Upstart PreferredOne scored big gains in the first season for individual Minnesotans to buy health insurance under the Affordable Care Act, a new market analysis shows.
The state's fifth-largest insurer by revenue, PreferredOne signed up about six in every 10 consumers shopping on the state's new insurance exchange, MNsure.
Using low premium rates to drive business, the insurer enrolled about 50,000 new individual customers, half on the exchange and half through agents, brokers or directly through its website.
Many people left their individual plans with Medica and HealthPartners and moved to PreferredOne, a shift that surprised the report's author, independent analyst Allan Baumgarten.
"That loss of market share by HealthPartners and Medica is significant," he said. "It's about pricing, it's about marketing, it's about networks."

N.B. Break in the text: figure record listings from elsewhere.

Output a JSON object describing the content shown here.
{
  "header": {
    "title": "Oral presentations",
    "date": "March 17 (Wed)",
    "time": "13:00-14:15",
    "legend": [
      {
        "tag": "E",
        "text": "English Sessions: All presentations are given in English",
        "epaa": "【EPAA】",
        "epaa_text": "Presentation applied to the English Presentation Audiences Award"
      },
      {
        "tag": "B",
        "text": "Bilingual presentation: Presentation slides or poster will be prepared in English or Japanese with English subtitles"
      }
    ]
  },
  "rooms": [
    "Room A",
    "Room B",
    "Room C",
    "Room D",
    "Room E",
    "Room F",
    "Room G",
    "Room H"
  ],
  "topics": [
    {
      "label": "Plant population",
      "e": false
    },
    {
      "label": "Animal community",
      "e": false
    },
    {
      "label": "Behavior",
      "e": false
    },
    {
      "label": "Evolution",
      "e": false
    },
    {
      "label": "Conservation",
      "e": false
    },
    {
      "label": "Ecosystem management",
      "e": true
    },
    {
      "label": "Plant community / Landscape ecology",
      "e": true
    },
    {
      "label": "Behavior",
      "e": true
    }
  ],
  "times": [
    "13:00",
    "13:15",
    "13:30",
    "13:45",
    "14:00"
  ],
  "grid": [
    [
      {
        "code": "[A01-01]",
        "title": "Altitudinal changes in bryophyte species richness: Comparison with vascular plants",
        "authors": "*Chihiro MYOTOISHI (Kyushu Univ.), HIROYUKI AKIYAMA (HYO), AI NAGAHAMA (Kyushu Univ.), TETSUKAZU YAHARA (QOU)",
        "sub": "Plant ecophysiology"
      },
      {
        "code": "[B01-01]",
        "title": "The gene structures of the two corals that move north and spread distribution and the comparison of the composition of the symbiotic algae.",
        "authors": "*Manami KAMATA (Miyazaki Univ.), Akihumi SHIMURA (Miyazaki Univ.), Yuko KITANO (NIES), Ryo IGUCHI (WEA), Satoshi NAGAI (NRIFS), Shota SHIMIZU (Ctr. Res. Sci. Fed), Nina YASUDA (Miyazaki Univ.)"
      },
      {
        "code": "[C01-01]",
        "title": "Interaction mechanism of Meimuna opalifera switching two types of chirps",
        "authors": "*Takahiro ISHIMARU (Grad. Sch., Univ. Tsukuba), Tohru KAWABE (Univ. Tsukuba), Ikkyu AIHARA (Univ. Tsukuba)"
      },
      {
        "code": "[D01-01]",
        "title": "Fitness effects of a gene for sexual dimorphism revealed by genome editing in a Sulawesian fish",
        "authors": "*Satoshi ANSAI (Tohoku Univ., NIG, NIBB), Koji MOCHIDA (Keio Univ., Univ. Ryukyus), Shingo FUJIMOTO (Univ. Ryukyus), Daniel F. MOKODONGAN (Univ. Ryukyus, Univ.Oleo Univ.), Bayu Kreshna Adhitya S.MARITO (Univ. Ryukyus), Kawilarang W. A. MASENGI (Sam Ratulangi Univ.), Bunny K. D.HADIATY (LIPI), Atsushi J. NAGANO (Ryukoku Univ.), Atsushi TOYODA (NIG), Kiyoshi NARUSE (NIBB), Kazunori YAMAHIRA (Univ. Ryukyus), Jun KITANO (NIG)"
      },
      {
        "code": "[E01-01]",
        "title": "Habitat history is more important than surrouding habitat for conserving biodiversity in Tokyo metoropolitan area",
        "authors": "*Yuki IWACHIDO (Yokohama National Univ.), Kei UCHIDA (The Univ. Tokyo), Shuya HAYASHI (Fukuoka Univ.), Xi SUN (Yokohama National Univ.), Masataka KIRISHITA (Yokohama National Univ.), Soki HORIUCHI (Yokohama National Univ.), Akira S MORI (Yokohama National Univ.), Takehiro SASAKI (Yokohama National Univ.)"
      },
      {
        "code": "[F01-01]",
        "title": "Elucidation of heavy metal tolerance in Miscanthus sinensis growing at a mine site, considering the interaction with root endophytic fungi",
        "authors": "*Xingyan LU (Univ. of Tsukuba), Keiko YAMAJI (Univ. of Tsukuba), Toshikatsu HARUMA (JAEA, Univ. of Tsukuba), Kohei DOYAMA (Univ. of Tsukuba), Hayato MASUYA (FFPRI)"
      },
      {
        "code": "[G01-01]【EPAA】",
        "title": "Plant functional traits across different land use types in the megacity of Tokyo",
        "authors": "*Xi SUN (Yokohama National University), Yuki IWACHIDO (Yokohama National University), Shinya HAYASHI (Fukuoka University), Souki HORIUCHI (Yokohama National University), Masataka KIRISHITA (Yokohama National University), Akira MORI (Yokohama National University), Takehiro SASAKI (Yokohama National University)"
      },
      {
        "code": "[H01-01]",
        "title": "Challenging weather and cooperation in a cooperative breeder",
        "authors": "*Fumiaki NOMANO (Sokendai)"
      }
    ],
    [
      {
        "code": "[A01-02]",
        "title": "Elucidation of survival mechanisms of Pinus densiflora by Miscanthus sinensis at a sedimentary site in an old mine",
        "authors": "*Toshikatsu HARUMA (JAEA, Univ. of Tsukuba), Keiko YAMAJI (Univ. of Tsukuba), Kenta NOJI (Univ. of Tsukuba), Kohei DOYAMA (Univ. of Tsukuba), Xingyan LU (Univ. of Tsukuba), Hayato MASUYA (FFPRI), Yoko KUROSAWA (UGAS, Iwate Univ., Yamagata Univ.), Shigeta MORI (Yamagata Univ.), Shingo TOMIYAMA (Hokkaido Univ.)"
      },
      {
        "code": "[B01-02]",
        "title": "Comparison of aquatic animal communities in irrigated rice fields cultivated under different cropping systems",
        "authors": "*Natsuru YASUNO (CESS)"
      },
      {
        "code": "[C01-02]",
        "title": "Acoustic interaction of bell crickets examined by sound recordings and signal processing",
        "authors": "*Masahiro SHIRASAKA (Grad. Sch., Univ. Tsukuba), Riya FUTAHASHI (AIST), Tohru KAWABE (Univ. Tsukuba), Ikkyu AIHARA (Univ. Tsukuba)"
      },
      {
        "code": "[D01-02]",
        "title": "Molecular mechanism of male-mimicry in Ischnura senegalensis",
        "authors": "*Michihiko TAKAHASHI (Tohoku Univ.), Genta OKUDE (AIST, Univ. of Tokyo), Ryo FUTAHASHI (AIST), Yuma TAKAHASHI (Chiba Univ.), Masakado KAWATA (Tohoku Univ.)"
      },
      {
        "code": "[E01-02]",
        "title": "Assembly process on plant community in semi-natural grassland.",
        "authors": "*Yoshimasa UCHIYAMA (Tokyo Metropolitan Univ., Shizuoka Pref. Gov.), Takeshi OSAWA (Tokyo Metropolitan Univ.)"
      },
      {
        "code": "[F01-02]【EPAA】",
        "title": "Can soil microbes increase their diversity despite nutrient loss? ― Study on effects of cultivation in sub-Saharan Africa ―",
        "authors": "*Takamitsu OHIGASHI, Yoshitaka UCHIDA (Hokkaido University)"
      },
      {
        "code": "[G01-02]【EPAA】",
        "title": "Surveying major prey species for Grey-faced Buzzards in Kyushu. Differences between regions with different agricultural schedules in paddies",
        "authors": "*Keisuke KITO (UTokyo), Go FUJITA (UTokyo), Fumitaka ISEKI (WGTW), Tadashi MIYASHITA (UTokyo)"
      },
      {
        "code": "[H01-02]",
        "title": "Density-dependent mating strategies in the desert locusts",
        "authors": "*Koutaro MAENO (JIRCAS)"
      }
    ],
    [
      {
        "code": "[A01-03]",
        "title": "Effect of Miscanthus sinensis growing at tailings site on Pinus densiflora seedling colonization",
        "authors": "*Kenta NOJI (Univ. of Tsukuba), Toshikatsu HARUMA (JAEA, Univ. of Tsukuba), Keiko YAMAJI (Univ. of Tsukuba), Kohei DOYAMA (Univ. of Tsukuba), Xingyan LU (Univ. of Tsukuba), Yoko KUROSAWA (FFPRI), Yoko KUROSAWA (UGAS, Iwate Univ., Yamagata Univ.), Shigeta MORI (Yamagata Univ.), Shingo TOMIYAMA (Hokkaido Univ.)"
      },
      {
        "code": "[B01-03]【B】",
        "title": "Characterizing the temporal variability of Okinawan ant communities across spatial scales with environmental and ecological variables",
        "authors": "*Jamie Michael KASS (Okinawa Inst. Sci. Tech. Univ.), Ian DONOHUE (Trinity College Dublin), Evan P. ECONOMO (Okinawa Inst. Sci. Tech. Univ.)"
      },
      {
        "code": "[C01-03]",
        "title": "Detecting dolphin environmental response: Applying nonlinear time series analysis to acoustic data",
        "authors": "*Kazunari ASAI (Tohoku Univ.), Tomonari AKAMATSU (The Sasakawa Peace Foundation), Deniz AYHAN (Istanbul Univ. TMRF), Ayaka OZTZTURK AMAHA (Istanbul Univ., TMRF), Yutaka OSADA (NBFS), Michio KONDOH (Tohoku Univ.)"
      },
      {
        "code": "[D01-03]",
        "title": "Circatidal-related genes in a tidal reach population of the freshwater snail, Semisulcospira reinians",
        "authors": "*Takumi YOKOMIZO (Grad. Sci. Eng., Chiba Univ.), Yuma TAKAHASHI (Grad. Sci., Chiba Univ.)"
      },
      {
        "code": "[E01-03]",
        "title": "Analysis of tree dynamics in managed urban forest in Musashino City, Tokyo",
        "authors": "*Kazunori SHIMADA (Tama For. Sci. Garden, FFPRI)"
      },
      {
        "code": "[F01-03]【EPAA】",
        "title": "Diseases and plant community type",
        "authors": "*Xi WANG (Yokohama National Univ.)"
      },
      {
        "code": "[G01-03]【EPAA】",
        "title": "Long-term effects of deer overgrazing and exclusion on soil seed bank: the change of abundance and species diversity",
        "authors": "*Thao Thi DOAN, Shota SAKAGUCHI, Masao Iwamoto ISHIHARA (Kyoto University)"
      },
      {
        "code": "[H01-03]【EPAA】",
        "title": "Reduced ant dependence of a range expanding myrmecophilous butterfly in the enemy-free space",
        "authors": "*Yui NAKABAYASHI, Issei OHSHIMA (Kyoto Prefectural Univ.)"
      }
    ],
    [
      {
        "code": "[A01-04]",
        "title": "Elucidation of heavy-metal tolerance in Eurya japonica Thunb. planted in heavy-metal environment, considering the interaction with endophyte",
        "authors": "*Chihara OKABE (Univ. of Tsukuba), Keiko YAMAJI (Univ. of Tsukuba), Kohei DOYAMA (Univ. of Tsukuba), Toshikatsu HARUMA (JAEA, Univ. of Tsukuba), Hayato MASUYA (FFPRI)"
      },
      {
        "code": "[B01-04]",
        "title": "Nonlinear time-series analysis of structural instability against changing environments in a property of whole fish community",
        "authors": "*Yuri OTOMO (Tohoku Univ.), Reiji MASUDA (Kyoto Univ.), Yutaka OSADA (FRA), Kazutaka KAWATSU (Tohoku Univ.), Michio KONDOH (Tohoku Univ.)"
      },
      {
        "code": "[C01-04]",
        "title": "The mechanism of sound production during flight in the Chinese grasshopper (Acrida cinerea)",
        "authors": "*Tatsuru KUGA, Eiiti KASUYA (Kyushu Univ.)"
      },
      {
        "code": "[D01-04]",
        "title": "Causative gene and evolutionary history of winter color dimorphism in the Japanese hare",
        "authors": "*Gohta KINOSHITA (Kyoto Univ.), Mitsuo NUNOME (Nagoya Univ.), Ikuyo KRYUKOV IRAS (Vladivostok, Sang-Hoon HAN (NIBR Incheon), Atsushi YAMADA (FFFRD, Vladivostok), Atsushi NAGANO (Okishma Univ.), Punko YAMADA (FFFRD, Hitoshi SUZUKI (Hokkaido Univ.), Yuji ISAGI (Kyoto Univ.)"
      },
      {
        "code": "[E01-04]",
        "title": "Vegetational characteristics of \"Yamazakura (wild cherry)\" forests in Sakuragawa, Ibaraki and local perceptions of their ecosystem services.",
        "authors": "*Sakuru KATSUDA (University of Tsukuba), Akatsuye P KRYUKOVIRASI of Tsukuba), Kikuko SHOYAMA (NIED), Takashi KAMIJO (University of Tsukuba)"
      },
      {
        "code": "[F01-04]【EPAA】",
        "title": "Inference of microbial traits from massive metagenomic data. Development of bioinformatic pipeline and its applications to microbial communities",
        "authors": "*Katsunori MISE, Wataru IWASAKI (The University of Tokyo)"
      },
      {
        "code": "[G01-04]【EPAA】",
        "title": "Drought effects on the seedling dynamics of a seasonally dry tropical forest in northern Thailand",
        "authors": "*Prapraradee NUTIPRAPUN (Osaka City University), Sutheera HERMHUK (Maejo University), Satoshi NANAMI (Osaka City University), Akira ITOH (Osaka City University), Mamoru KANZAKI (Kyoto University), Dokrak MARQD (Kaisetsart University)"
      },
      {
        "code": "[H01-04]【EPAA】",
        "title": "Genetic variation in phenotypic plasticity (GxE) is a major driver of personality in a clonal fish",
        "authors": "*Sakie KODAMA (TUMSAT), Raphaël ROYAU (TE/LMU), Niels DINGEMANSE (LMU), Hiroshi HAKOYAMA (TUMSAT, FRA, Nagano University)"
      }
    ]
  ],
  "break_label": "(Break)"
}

The report offers a window into the impact of the various approaches insurance companies used during the first year of the health plan law, in which a primary goal was to use a combination of market forces to help those who don't get insurance through their workplaces.
In Minnesota, the individual market is about 10 percent of the population under age 65, with the vast majority of people who are insured getting coverage through their employers.
Under the law, known informally as Obamacare, insurance companies could no longer discriminate against people who had pre-existing conditions. It also forced insurers to expand their benefits to include such things as maternity care and preventive office visits, and it capped how much they could charge consumers in out-of-pocket costs, such as deductibles and copays.